I’ll be joining Recurse Center for their Summer 1 batch from May 22nd to Aug 10th. RC is a self-directed, community-driven educational retreat for programmers in New York City.
I am going to use my tiny lisp interpreter called lisper as an umbrella project to explore a few fundamental ideas in computer science; mainly:
- Code generation
- Garbage Collection
- Scheduling
Following Andrew Ng’s advice, I picked projects that I’m definitely underqualified for. I’ll explain why this matters to me.
1. Code Generation
Writing an interpreter is easy. You can cheat by making the host language do most of the heavy lifting. You write a parser to parse the string into an AST and then evaluate it by walking down and replacing expressions with values. All the primitives operations like numeric computation and string manipulation; classic data structures like arrays and maps etc can be mapped directly to the host language. You typically don’t have to worry about code generation or garbage collection because it works automatically. This feels wrong when your intention is to learn how things work.
I think it is going to be interesting dealing with nothing but a few primitive operations and a couple of registers. I’ve no idea how I’ll generate code for a curried function. I know how tail call optimizations or C calling conventions work, but only a 10,000ft view. I have to implement it before I get any better at it.

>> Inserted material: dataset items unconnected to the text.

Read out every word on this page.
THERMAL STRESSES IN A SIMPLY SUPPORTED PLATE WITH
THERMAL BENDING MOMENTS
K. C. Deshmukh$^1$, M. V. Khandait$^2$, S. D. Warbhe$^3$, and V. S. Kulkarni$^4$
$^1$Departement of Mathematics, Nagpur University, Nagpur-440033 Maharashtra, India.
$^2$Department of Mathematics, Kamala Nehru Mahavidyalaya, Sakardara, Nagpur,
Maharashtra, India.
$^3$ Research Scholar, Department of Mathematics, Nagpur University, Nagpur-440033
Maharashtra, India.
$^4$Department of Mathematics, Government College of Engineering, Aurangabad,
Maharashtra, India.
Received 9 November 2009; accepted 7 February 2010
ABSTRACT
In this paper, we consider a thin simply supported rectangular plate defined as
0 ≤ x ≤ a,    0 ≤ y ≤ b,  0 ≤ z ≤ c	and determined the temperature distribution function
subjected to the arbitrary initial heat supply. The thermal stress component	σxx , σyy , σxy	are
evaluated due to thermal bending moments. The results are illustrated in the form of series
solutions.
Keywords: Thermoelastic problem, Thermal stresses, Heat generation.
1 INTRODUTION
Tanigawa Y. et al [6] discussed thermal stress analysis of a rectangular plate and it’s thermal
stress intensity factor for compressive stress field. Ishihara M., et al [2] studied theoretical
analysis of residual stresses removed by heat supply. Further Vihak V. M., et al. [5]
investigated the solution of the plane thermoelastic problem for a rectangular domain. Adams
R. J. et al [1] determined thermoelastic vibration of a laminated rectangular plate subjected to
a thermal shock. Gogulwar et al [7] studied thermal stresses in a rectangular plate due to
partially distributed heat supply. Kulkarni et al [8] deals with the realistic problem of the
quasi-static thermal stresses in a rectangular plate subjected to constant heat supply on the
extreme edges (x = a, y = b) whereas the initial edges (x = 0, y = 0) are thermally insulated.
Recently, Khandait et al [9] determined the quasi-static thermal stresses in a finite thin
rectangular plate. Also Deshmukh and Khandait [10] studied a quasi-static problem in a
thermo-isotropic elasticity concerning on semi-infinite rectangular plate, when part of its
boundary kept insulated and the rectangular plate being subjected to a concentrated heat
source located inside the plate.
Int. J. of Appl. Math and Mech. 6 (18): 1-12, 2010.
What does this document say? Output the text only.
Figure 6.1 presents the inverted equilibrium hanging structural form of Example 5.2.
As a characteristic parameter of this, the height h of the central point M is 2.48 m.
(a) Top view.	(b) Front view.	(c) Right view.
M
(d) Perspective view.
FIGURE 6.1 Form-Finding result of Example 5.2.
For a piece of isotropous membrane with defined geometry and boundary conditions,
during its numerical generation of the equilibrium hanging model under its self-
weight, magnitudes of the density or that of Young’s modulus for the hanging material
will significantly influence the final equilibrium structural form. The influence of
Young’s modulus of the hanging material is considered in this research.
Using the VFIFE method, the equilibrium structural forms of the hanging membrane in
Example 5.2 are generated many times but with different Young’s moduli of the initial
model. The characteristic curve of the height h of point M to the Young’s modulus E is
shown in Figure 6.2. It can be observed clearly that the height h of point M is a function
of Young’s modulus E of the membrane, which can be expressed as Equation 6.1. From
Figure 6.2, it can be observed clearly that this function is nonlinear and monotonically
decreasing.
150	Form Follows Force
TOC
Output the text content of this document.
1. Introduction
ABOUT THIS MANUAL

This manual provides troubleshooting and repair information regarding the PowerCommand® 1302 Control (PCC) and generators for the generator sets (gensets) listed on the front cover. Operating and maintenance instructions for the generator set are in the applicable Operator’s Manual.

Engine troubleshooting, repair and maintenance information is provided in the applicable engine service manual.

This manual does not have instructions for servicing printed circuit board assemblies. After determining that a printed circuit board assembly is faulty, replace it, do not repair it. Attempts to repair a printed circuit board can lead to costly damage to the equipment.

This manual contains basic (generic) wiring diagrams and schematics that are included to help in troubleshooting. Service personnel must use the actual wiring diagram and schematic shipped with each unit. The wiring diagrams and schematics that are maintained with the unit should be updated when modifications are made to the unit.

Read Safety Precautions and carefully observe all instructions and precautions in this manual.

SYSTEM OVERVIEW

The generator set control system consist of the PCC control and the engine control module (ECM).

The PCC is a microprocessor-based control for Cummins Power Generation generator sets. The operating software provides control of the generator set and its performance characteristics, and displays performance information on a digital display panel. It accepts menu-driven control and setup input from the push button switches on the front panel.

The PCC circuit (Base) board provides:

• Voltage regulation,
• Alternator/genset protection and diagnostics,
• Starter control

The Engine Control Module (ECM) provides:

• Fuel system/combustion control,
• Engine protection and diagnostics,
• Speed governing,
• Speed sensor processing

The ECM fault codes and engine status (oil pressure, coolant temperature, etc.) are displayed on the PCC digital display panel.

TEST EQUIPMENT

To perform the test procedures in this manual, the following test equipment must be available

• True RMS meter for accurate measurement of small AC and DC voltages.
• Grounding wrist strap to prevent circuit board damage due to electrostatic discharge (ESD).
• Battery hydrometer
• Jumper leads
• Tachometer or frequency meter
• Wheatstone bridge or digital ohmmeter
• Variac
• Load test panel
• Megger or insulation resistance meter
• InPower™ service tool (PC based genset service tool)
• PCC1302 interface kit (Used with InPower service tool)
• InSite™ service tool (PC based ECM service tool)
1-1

There are a whole lot of challenges here and I will have to learn a lot before I can start. What platform will I target? Should I go very low-level like native x86/LLVM or a pick a higher level abstraction like C--, BEAM or JVM? Or should I write a toy VM to start with? Maybe a Symbolics or Atari emulator for fun? Who knows?
2. Garbage Collection
I’m a big fan of statically typed pure functional programming and one of the important factors that contribute to the insane performance is the kickass GC under the hood. It is critical for any high-level language which generates a lot of intermediate objects; even more, if the values are immutable like Erlang or Clojure.
I poked into the recent GC developments in Go 1.8 and didn’t understand it well enough. I worked with the per-process GC of Erlang for a while and it looked really great. There are myriad ways to tune the JVM GC. All of this sounds so exciting and the best way to learn is to write a toy implementation.
Some further reading,
- Erlang Garbage Collection Details and Why It Matters
- Go’s march to low-latency GC
- Golang’s Real-time GC in Theory and Practice
3. Scheduler
I fell in love with Erlang’s preemptive scheduler and its approach to fault tolerance immediately after I started working with it. It is significantly easier to write systems that will keep working even when some parts of it behave badly. For example, it would be pretty terrible if Emacs crashed every time Skype went down; but somehow we consider this to be acceptable while developing software. Shitty python exceptions affect every user on your web application, not just the user that caused it.
Erlang’s processes act independently of one another. One process cannot block or starve another one, just like operating systems. This is called a preemptive scheduler. The runtime or OS can stop and start processes wherever it wants to - leading to fair utilization of resources b/w competing concurrent units.
Contrast this with node.js, where all the callbacks and handlers execute in the same context, affecting each other in myriad ways and any one of them can block and starve everyone else. This is called co-operative scheduling.
I want to implement both strategies for lisper.
There is still a lot more to do, but I don’t think I’ll have any time left. A type checker would be great to have. Support for distributed systems would be awesome.
RC is a lot about discovering new things from fellow recursers. I hope to get pulled into interesting projects by other people. Fixing unknown unknowns :)